Over at Slate, Matt asks if the "manufacturing rebound" actually happening. He shows a graph of manufacturing employment, reproduced here:
(click the pic for an even more Perk-esque image).
However if we look at output instead of employment, the picture is quite different:
(clic the pic for an even more Chamberlin-ian image)
The amount of stuff we manufacture has recovered in a V like pattern, without adding very many employees. Since the end of the recession, it looks like around a 17% increase in output but only around a 4% increase in employment. Notice that in the last downturn both series fell substantially (17% fall in employment, 19% fall in output) so it's probably not a labor hoarding story that explains the jobless recovery in manufacturing).
So what is manufacturing? The products or the jobs?
3 comments:
Manufacturing: Multifactor Productivity (MFGPROD) is interesting. Not sure what it's saying, but interesting.

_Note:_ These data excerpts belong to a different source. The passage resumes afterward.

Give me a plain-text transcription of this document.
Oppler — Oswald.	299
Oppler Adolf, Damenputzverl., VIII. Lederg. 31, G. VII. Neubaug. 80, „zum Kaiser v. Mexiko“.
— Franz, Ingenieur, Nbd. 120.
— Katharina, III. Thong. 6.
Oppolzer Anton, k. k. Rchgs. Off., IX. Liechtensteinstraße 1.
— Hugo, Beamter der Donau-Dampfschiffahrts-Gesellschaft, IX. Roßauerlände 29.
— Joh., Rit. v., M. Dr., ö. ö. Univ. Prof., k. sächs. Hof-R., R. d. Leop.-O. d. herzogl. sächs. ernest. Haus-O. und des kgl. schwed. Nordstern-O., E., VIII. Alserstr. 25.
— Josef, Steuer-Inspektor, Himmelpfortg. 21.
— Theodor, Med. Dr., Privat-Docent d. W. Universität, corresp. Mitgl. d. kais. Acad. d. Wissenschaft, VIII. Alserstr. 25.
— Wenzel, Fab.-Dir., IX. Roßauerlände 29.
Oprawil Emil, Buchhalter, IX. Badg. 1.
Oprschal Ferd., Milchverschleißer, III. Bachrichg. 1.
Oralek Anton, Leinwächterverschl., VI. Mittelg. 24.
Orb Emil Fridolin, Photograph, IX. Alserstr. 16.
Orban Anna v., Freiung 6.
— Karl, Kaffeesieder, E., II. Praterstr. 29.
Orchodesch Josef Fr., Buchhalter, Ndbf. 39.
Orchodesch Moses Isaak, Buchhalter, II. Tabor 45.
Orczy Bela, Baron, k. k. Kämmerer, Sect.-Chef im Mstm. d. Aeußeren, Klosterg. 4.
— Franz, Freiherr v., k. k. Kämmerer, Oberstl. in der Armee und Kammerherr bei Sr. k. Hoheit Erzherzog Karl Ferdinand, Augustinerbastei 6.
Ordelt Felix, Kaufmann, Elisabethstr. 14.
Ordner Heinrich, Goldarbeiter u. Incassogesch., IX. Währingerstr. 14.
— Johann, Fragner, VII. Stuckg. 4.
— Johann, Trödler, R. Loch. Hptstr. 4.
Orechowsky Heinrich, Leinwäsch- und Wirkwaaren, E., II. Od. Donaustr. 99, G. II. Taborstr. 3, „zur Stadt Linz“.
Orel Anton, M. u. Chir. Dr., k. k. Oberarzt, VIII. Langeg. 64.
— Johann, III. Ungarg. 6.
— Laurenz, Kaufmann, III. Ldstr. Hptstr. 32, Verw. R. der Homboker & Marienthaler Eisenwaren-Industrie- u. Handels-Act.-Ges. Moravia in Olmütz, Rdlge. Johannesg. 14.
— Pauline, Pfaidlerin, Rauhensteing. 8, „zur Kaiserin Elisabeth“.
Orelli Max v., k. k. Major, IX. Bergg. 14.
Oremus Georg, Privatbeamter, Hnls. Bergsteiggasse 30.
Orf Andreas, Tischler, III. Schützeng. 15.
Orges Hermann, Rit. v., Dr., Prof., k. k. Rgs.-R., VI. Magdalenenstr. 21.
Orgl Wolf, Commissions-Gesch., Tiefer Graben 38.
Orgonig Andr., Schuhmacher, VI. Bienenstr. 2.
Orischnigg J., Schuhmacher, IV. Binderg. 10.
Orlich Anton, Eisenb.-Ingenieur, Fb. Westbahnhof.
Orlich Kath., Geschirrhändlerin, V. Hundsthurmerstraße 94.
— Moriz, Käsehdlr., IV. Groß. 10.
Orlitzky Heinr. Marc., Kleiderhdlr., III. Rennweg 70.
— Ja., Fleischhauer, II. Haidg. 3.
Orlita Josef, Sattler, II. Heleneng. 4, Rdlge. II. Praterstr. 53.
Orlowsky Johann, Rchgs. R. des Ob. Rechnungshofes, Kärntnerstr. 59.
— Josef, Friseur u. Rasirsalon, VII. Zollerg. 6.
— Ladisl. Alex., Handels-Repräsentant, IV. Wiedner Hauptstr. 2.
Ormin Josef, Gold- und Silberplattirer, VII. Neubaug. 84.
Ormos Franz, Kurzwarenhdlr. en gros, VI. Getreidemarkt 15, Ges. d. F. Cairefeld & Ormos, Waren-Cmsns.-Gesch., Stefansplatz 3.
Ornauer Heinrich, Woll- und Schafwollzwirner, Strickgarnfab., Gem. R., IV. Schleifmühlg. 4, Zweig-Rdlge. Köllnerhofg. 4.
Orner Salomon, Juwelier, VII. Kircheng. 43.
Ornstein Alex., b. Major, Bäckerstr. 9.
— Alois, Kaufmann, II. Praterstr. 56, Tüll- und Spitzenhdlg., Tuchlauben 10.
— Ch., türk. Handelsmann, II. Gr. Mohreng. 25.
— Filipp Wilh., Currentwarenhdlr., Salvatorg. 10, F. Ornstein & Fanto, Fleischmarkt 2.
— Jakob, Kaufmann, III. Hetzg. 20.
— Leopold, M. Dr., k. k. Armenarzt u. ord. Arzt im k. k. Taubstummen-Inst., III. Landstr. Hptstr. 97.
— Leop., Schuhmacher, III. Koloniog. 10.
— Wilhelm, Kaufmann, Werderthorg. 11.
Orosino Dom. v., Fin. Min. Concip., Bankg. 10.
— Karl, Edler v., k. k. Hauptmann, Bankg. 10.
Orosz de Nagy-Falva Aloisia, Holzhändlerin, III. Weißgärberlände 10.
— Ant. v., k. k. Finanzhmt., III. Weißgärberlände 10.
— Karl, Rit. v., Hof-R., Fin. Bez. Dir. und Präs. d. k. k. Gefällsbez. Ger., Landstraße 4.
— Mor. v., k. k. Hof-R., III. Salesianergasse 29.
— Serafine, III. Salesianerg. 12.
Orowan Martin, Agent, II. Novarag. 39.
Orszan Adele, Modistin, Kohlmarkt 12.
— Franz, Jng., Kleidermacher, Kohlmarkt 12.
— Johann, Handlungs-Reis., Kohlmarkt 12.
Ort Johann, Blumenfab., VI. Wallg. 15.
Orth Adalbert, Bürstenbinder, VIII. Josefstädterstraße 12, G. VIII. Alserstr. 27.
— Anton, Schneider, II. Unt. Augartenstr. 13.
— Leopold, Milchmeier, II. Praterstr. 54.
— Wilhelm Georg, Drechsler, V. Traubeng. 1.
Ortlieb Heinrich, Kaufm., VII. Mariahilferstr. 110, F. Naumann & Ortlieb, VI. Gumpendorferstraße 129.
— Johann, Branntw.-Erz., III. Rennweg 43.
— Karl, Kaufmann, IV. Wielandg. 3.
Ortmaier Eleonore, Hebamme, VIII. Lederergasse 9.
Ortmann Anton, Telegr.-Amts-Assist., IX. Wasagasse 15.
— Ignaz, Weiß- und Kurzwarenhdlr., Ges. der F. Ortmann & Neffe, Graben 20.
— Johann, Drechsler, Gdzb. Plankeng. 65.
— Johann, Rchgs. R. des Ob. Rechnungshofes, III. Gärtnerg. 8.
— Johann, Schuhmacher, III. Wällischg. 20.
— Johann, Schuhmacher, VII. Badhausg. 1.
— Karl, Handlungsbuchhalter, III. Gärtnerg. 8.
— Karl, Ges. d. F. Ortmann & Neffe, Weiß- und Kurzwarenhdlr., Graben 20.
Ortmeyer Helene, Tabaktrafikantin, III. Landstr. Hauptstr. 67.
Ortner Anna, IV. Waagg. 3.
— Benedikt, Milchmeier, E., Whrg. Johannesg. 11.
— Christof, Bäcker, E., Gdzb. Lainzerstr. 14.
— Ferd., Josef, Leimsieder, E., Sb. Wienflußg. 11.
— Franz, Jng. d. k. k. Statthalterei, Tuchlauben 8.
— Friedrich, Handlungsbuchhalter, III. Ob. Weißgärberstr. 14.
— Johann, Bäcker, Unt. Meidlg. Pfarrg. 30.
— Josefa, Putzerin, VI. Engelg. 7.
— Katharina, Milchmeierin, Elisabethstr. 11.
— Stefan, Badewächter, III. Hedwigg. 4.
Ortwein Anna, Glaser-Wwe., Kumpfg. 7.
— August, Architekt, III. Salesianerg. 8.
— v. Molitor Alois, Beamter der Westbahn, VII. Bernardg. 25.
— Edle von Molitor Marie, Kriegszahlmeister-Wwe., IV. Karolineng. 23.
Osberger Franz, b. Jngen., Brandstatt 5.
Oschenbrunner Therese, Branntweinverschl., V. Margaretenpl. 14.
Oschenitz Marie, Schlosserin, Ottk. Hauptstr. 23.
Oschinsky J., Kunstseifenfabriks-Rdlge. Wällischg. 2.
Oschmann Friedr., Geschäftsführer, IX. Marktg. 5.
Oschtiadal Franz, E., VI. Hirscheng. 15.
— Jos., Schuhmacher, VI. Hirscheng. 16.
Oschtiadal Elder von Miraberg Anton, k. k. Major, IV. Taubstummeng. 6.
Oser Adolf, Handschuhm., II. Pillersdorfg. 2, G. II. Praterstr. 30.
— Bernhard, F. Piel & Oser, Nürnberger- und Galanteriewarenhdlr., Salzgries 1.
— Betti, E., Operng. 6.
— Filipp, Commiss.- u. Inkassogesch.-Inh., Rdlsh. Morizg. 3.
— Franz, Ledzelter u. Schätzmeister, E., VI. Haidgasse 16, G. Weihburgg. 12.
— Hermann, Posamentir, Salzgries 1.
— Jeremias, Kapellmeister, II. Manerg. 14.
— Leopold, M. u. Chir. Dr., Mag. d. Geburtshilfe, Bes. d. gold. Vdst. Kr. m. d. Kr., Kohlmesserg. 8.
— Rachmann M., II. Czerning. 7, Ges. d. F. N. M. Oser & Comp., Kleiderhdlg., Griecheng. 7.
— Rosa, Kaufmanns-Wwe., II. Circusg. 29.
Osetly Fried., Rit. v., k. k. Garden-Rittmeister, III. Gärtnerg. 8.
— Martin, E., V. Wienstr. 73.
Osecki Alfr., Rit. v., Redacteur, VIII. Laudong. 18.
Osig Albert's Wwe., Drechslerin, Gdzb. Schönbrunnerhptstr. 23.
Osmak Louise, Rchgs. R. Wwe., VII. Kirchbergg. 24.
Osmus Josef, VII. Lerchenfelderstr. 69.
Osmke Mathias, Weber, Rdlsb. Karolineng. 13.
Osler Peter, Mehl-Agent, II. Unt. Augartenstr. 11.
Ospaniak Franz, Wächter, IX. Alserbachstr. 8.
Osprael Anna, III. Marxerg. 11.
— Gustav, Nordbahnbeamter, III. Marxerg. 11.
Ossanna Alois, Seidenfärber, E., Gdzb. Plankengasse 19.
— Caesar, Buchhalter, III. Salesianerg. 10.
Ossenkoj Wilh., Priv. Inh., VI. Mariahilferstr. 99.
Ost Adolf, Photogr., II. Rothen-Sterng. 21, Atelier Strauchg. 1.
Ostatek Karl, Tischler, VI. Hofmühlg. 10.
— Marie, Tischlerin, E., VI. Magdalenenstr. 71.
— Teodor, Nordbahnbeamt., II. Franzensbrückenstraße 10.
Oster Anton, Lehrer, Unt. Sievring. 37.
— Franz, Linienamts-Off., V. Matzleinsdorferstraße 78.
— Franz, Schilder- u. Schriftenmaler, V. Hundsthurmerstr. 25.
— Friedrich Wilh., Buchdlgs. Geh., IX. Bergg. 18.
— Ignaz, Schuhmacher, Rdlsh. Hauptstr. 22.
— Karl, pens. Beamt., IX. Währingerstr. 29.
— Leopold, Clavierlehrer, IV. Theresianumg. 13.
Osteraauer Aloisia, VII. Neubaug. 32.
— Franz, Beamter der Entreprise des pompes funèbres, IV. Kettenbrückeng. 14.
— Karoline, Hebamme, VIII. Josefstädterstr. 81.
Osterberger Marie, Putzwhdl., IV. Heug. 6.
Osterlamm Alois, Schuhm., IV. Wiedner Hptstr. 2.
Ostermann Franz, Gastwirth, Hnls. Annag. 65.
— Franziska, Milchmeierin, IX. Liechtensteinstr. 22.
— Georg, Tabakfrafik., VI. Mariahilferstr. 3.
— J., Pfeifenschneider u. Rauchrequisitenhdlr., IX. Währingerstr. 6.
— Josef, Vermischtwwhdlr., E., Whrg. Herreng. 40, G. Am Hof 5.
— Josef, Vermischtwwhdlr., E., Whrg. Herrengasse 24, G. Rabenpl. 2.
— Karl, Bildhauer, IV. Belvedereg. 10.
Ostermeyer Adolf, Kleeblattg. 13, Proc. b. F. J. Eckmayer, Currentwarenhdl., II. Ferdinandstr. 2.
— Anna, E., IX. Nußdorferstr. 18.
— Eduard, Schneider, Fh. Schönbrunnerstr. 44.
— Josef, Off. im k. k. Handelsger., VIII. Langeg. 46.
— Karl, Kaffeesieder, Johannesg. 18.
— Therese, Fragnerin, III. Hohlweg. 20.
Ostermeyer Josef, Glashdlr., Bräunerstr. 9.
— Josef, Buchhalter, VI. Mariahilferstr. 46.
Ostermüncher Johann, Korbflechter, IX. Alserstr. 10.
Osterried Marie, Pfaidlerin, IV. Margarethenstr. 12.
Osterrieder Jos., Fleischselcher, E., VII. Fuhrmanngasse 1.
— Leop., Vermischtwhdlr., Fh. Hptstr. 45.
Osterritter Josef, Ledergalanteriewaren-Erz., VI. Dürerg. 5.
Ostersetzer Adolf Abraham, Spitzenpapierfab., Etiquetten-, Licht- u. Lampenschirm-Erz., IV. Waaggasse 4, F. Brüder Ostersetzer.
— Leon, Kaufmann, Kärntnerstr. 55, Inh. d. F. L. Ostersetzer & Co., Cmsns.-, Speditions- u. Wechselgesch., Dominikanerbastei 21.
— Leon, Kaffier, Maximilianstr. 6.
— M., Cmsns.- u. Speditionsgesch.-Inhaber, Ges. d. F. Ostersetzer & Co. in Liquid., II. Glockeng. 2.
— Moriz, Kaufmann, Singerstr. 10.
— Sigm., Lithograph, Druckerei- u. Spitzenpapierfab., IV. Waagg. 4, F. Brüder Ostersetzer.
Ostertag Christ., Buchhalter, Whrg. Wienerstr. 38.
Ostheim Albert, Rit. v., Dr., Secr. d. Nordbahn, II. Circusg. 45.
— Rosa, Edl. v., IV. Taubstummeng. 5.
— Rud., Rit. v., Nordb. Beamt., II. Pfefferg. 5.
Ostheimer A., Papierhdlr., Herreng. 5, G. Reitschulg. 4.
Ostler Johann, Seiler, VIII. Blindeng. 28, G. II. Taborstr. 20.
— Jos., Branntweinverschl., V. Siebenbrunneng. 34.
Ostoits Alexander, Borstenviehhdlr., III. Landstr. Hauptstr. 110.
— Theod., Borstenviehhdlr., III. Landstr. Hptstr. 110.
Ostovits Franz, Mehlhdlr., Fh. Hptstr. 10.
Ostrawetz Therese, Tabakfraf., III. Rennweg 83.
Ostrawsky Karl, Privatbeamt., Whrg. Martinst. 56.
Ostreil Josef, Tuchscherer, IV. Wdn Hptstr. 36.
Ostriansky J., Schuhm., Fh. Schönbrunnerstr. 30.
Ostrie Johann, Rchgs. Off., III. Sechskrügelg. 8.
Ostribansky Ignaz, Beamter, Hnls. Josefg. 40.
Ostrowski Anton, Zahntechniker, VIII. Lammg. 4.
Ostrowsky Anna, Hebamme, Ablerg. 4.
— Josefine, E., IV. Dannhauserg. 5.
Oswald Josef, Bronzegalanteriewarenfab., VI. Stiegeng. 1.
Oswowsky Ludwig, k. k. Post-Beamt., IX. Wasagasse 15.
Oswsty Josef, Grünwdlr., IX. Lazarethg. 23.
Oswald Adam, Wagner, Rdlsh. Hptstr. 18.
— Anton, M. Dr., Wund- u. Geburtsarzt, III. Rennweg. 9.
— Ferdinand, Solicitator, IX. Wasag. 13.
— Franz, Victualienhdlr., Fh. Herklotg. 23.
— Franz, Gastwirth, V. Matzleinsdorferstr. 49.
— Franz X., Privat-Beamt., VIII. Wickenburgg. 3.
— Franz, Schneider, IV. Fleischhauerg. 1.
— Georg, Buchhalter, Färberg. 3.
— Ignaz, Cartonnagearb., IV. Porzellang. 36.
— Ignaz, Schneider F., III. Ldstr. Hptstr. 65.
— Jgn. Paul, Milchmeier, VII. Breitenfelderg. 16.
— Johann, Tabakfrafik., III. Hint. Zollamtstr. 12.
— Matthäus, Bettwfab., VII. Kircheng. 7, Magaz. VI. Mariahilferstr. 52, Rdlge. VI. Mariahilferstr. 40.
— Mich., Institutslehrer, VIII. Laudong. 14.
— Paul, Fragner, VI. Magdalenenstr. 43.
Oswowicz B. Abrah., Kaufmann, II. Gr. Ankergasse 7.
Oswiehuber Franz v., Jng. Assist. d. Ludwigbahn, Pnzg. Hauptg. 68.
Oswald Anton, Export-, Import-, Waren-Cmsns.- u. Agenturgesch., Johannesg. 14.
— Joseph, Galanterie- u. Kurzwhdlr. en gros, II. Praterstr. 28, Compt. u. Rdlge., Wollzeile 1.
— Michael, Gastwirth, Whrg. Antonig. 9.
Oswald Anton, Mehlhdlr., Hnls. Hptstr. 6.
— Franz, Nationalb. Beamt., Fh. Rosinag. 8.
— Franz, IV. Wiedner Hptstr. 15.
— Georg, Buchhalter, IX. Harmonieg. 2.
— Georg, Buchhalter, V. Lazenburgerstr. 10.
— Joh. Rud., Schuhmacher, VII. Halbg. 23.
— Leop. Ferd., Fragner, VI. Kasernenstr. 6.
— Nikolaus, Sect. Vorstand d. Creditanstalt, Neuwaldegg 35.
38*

http://research.stlouisfed.org/fredgraph.png?g=fyq
Do the employment numbers include all the programmers and other capital asset producers that are behind the machines?
Well, if you believe in the broken window fallacy, as Yglesias and his ilk almost certainly do, then the economy grows by employment, without reference to the actual production of goods and services. If, however, you're not an economic ignoramus, then manufacturing's strength is measured in the amount of goods and services it's producing.